Hitjivirue Kaanjuka

Personal information
- Nationality: Namibian
- Born: 29 December 1987 (age 38) Coblenz, Namibia

Sport
- Sport: Athletics
- Event: Sprints

Achievements and titles
- Personal bests: 10.36 s (100 m), 20.69 s (200 m)

Medal record
Men's Athletics
African Games
| Silver medal – second place | 2015 Brazzaville | 4x100 m relay |

= Hitjivirue Kaanjuka =

Namibian sprinter (born 1987)

Hitjivirue Kaanjuka (born 29 December 1987) is a Namibian sprinter who competed in the 100 and 200 metres events. He competed at one Commonwealth Games, two World Championships and six African Championships and Games, winning a silver medal in the relay at his last African Games.

== Career ==
In 2005 he received a N$3 000 grant from the Frankie Fredericks Foundation. His first international victory came at the African Southern Region Championships in 2005, where he won the 200 metres. He finished second in the same event in 2007. He also competed in the 200 metres races at the 2006 Commonwealth Games (disqualified), 2007 World Championships and the 2007 All-Africa Games (as well as the 2007 All-Africa Games 100 metres without reaching the final.

At the 2008 African Championships he finished fifth in the 100 metres race and seventh in the 200 metres. In both competitions, he ran faster in the semi-final—recording 10.40 seconds versus 10.50 in the final. In the 200 metres, his final time of 21.28 seconds was overshadowed by both his heat time of 21.18 and the semi-final time of 21.22 which was recorded in a –3.6 m/s headwind. He also competed at the Meeting Grand Prix IAAF de Dakar in 2008.

Kaanjuka missed most of 2009, but returned in 2010. Mainly competing out of South Africa, he participated out-of-competition at the South African Championships before winning his first Namibian Championship, in the 200 metres. He subsequently competed at the 2010 African Championships, reaching the semi-final in both 100 and 200 metres.
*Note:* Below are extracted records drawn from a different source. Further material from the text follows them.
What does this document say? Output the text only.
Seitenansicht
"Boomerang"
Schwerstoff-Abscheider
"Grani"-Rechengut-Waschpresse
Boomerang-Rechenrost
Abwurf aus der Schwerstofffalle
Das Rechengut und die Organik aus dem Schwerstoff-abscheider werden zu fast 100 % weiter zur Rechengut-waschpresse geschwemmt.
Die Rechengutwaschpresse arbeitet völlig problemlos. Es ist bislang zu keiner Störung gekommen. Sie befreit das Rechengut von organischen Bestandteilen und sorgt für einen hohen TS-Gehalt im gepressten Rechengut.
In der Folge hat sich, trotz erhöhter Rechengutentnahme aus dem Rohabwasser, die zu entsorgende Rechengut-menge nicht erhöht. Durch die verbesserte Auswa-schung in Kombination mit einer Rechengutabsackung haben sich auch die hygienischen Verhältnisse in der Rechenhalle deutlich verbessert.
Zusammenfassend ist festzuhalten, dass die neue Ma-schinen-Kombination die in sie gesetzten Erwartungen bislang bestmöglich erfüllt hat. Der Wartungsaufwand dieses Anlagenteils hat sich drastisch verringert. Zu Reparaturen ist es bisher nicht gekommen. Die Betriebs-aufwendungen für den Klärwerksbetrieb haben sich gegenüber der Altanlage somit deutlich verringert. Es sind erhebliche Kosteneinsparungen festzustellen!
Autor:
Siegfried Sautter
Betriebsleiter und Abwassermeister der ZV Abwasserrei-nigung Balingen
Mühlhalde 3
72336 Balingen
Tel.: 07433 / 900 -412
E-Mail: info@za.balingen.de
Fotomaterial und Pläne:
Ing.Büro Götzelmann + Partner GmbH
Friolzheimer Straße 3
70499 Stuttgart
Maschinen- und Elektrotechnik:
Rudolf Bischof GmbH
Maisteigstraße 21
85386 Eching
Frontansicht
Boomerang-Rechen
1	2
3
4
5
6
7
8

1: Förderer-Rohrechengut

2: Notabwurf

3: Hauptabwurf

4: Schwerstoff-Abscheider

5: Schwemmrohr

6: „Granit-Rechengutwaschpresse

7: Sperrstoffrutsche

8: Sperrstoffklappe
Having started 2011 in South Africa as well, he competed extensively in Austria and Germany in June and July before the 2011 All-Africa Games in September. Again he reached the semi-final in both 100 and 200 metres. His stay in Europe in June–July 2012 included Finland, Germany and Switzerland, but intermittently, the 2012 African Championships took place in Benin, where he yet again bowed out in the semi-finals of both the 100 and 200 metres. Back-to-back titles in 100 and 200 metres at the 2013 Namibian Championships were followed by spells in South Africa and Central Europe before Kaanjuka was able to return to the World Championships after six years. He did not progress past the heats, however.
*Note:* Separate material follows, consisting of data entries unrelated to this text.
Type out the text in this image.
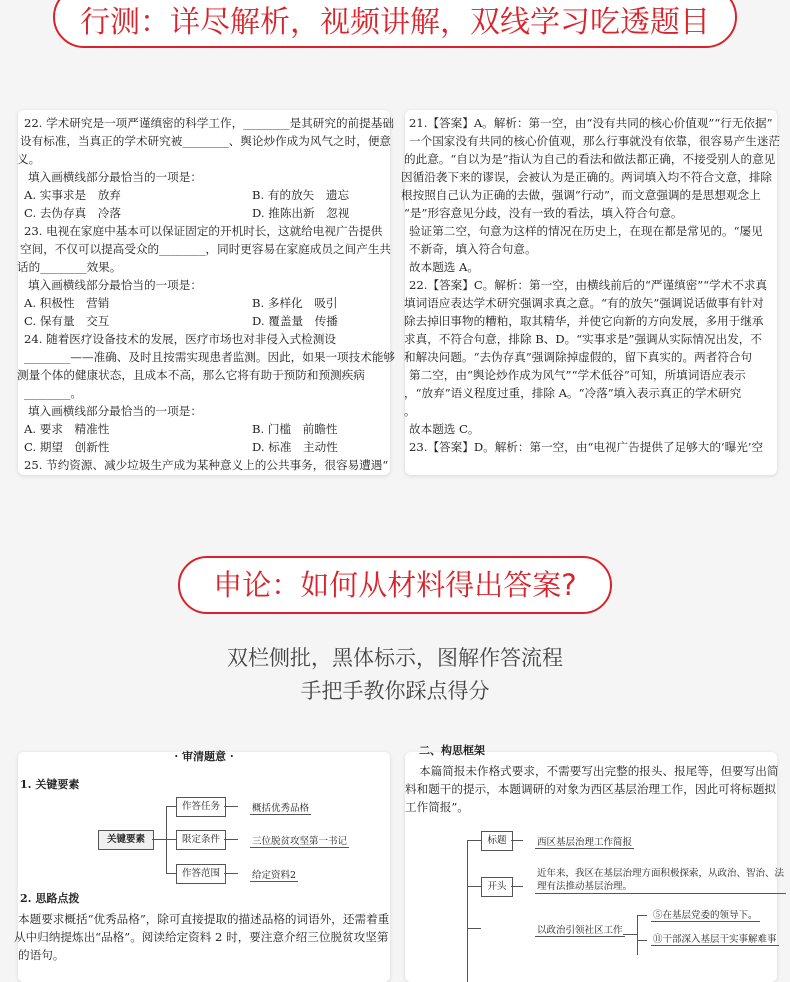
行测：详尽解析，视频讲解，双线学习吃透题目
22. 学术研究是一项严谨缜密的科学工作，________是其研究的前提基础
设有标准，当真正的学术研究被________、舆论炒作成为风气之时，便意
义。
填入画横线部分最恰当的一项是：
A. 实事求是　放弃	B. 有的放矢　遗忘
C. 去伪存真　冷落	D. 推陈出新　忽视
23. 电视在家庭中基本可以保证固定的开机时长，这就给电视广告提供
空间，不仅可以提高受众的________，同时更容易在家庭成员之间产生共
话的________效果。
填入画横线部分最恰当的一项是：
A. 积极性　营销	B. 多样化　吸引
C. 保有量　交互	D. 覆盖量　传播
24. 随着医疗设备技术的发展，医疗市场也对非侵入式检测设
________——准确、及时且按需实现患者监测。因此，如果一项技术能够
测量个体的健康状态，且成本不高，那么它将有助于预防和预测疾病
________。
填入画横线部分最恰当的一项是：
A. 要求　精准性	B. 门槛　前瞻性
C. 期望　创新性	D. 标准　主动性
25. 节约资源、减少垃圾生产成为某种意义上的公共事务，很容易遭遇“
21.【答案】A。解析：第一空，由“没有共同的核心价值观”“行无依据”
一个国家没有共同的核心价值观，那么行事就没有依靠，很容易产生迷茫
的此意。“自以为是”指认为自己的看法和做法都正确，不接受别人的意见
因循沿袭下来的谬误，会被认为是正确的。两词填入均不符合文意，排除
根按照自己认为正确的去做，强调“行动”，而文意强调的是思想观念上
“是”形容意见分歧，没有一致的看法，填入符合句意。
验证第二空，句意为这样的情况在历史上，在现在都是常见的。“屡见
不新奇，填入符合句意。
故本题选 A。
22.【答案】C。解析：第一空，由横线前后的“严谨缜密”“学术不求真
填词语应表达学术研究强调求真之意。“有的放矢”强调说话做事有针对
除去掉旧事物的糟粕，取其精华，并使它向新的方向发展，多用于继承
求真，不符合句意，排除 B、D。“实事求是”强调从实际情况出发，不
和解决问题。“去伪存真”强调除掉虚假的，留下真实的。两者符合句
第二空，由“舆论炒作成为风气”“学术低谷”可知，所填词语应表示
，“放弃”语义程度过重，排除 A。“冷落”填入表示真正的学术研究
。
故本题选 C。
23.【答案】D。解析：第一空，由“电视广告提供了足够大的‘曝光’空
申论：如何从材料得出答案?
双栏侧批，黑体标示，图解作答流程
手把手教你踩点得分
· 审清题意 ·
1. 关键要素
关键要素
作答任务
限定条件
作答范围
概括优秀品格
三位脱贫攻坚第一书记
给定资料2
2. 思路点拨
本题要求概括“优秀品格”，除可直接提取的描述品格的词语外，还需着重
从中归纳提炼出“品格”。阅读给定资料 2 时，要注意介绍三位脱贫攻坚第
的语句。
二、构思框架
本篇简报未作格式要求，不需要写出完整的报头、报尾等，但要写出简
料和题干的提示，本题调研的对象为西区基层治理工作，因此可将标题拟
工作简报”。
标题	西区基层治理工作简报
开头
近年来，我区在基层治理方面积极探索，从政治、智治、法
理有法推动基层治理。
以政治引领社区工作
⑤在基层党委的领导下。
⑪干部深入基层干实事解难事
In late 2013, a Namibian Athletics Development Programme was set up in Kingston, Jamaica, with several members of the national team training there. 2014 therefore saw Kaanjuka competing in the United States and Jamaica for the first time, but no major championships. He did however continue there in 2015, which also saw the 2015 IAAF World Relays held on the same continent, in the Bahamas. Participating in the 4 × 200 metres relay, his team was disqualified. They fared better in the 4 × 100 metres relay at the 2015 African Games, where Kaanjuka won the silver medal together with teammates Even Tjiviju, Dantago Gurirab and Jesse Urikhob. Their time of 39.22 seconds is the Namibian record. Individually at the 2015 African Games, Kaanjuka only reached the heat and semi-final of the 100 and 200 metres respectively. His last major competition was the 2016 Penn Relays.

His personal best times were 10.36 seconds in the 100 metres, achieved at the 2011 All-Africa Games in Maputo; and 20.69 seconds in the 200 metres, achieved at the 2013 Namibian Championships in Windhoek.

==Personal life==
He was born in Coblenz near Grootfontein. His athletic talent was discovered in school, with him joining the Cheetahs Athletics Club and in 2001 the Welwitschia Athletics Club under coach Letu Hamhola. After the 2006 Commonwealth Games, he turned down an athletic scholarship from the US and instead took a scholarship at the High Performance Centre, University of Pretoria.

He is nicknamed Hitch. In 2013 he took a job as a police constable.